Now, keep in mind that this book is about survival, not evacuation. Of course you should pack a disaster kit for the occasional disaster you need to evacuate from. The difference between survival and evacuation is whether there's a civilization to come back to. The best way to combat what I was fearing (societal collapse) is to go on the offensive: tackle the threat and eliminate it before it drives you out your home. Max Levchin talks about this in this great article on survivalism I found:

One measure of survivalism's spread is that some people are starting to speak out against it. Max Levchin, a found of PayPal and of Affirm, a lending startup, told me, "It's one of the few things about Silicon Valley that I actively dislike -- the sense that we are superior giants who move the needle and, even if it's our own failure, must be spared."

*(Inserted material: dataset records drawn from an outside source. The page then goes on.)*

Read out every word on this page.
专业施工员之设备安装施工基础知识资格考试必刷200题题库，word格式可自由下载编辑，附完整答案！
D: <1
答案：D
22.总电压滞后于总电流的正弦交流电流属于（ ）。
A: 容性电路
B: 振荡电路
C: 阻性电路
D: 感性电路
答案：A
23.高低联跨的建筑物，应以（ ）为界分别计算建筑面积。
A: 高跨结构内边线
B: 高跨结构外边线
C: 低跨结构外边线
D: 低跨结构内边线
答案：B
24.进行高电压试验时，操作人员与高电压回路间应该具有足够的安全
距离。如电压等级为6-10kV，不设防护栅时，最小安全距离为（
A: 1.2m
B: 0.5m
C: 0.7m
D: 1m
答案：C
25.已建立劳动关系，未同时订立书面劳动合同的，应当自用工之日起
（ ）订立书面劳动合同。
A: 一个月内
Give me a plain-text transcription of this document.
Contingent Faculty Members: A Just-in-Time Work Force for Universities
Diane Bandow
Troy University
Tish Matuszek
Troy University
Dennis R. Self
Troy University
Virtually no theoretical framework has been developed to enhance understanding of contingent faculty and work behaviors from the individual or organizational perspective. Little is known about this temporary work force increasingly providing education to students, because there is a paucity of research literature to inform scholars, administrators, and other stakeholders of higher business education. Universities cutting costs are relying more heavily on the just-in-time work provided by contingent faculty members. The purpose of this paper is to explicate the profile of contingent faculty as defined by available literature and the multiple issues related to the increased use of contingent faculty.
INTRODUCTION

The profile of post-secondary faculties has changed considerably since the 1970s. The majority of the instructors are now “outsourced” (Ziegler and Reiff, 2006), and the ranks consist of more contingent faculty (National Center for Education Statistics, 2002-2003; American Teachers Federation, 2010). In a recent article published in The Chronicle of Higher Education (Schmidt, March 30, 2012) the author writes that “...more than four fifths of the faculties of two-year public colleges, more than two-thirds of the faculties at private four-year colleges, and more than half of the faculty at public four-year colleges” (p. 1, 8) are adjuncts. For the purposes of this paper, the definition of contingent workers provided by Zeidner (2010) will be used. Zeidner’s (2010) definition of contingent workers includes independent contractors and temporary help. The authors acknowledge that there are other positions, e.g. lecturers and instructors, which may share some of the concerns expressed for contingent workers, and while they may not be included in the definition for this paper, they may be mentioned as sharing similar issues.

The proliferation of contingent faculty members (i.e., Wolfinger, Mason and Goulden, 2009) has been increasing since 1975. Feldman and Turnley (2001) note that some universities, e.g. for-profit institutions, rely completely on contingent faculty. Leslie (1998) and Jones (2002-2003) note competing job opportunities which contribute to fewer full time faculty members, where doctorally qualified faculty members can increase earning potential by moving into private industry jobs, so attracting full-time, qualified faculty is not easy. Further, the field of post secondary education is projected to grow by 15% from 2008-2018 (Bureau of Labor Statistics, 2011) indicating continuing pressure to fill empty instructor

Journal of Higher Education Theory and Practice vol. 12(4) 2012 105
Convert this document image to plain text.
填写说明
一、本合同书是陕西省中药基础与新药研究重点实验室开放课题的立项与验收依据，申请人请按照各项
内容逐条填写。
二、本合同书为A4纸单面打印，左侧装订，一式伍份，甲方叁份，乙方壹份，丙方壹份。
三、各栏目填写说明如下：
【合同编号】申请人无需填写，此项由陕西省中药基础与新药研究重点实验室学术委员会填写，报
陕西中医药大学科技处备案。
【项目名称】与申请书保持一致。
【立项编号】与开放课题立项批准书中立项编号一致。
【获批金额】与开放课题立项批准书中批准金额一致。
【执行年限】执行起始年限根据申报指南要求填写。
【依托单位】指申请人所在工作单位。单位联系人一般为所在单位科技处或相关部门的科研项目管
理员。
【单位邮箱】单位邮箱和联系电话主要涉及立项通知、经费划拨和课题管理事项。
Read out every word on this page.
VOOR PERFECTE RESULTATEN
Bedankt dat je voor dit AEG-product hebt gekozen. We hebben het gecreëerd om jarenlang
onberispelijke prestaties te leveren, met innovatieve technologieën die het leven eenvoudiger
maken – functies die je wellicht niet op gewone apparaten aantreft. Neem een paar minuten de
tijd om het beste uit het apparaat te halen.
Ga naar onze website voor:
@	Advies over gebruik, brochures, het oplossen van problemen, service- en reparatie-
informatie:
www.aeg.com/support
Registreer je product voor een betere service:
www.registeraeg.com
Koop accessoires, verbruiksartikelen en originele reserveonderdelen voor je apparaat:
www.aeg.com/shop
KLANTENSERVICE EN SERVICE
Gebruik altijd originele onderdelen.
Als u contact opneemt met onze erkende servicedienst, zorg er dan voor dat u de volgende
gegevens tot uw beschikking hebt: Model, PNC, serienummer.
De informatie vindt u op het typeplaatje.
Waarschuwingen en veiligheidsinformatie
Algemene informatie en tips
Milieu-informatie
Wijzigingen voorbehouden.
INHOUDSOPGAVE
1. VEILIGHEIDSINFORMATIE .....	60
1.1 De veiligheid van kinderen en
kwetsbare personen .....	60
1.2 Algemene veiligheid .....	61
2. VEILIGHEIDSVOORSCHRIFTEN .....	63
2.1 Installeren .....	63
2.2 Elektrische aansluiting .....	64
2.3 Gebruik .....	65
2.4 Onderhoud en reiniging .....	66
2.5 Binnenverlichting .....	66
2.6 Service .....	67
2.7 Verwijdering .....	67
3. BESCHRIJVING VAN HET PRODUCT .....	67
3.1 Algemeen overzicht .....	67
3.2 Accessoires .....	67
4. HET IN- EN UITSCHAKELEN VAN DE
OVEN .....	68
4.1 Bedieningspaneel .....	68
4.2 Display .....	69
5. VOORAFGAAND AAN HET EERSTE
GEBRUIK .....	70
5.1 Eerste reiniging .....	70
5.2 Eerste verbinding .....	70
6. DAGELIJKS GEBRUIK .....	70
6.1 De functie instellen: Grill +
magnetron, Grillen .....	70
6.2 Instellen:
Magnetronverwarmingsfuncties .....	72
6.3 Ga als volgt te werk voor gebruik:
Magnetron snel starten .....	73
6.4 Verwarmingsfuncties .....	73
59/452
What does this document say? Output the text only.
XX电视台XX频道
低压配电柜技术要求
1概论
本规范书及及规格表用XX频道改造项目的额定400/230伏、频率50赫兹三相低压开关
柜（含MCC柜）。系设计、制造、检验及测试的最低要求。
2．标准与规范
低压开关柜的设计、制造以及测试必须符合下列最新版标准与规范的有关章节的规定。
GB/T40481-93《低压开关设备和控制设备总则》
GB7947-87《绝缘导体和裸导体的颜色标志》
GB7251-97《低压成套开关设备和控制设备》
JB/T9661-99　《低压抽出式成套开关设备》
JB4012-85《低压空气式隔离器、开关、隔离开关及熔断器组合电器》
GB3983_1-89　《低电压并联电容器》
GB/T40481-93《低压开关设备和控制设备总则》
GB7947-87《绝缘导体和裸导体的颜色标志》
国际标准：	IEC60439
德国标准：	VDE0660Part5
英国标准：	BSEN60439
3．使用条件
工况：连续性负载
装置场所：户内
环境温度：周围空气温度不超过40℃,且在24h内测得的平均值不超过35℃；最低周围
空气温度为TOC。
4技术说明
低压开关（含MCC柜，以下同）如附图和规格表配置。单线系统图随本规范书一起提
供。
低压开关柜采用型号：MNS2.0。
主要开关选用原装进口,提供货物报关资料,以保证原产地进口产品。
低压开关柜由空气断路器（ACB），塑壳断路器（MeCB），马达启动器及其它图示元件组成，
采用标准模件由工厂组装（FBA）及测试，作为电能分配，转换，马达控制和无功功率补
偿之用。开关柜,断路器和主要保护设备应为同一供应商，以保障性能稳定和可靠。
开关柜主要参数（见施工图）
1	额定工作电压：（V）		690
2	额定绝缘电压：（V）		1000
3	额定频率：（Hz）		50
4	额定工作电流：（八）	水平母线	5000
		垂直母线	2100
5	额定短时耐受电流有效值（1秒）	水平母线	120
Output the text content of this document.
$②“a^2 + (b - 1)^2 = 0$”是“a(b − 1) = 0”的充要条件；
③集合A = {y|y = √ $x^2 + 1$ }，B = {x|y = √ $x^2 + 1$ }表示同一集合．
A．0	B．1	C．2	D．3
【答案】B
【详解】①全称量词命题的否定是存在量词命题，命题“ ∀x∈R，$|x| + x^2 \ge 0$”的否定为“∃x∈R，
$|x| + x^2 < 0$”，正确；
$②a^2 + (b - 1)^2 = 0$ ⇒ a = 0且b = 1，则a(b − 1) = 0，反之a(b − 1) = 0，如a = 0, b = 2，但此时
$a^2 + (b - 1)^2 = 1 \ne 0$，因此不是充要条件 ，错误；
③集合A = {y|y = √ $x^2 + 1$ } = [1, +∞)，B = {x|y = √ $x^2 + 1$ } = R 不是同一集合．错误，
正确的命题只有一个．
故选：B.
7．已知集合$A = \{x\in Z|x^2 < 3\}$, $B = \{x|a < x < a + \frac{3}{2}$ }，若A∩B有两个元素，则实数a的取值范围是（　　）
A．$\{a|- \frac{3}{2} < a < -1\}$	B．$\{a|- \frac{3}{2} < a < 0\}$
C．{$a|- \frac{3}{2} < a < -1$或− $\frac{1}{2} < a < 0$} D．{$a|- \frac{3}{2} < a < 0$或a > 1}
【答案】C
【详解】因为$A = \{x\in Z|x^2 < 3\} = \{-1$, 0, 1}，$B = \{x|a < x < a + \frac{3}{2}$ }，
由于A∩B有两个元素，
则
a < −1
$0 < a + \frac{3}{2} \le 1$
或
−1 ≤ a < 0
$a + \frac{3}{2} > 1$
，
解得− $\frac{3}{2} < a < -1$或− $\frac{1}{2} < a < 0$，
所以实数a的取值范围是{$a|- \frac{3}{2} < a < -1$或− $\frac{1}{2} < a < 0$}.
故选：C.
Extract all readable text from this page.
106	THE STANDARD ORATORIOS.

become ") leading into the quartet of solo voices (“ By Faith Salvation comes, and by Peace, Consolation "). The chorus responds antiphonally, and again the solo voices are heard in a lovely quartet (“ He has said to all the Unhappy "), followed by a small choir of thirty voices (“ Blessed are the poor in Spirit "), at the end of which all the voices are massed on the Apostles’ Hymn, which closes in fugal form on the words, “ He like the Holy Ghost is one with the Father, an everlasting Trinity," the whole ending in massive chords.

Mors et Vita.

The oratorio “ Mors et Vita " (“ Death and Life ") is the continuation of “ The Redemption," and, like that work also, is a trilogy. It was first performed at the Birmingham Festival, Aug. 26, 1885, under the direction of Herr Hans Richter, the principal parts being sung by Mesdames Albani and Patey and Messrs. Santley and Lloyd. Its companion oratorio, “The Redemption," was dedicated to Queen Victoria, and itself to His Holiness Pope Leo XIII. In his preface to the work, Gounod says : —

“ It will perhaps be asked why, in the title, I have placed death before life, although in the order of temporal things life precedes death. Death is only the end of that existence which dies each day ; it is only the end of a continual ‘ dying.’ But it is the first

To Levchin, prepping for survival is a moral miscalculation; he prefers to "shut down party conversations" on the topic. "I typically ask people, 'So you're worried about the pitchforks. How much money have you donated to your local homeless shelter?' This connects the most, in my mind, to the realities of the income gap. All the other forms of fear that people bring up are artificial." In his view, this is the time to invest in solutions, not escape. "At the moment, we're actually at a relatively benign point of the economy. When the economy heads south, you will have a bunch of people that are in really bad shape. What do we expect then?"

Planning for a life of last resorts sucks. Go live, and just keep your thumb on the pulse of the world.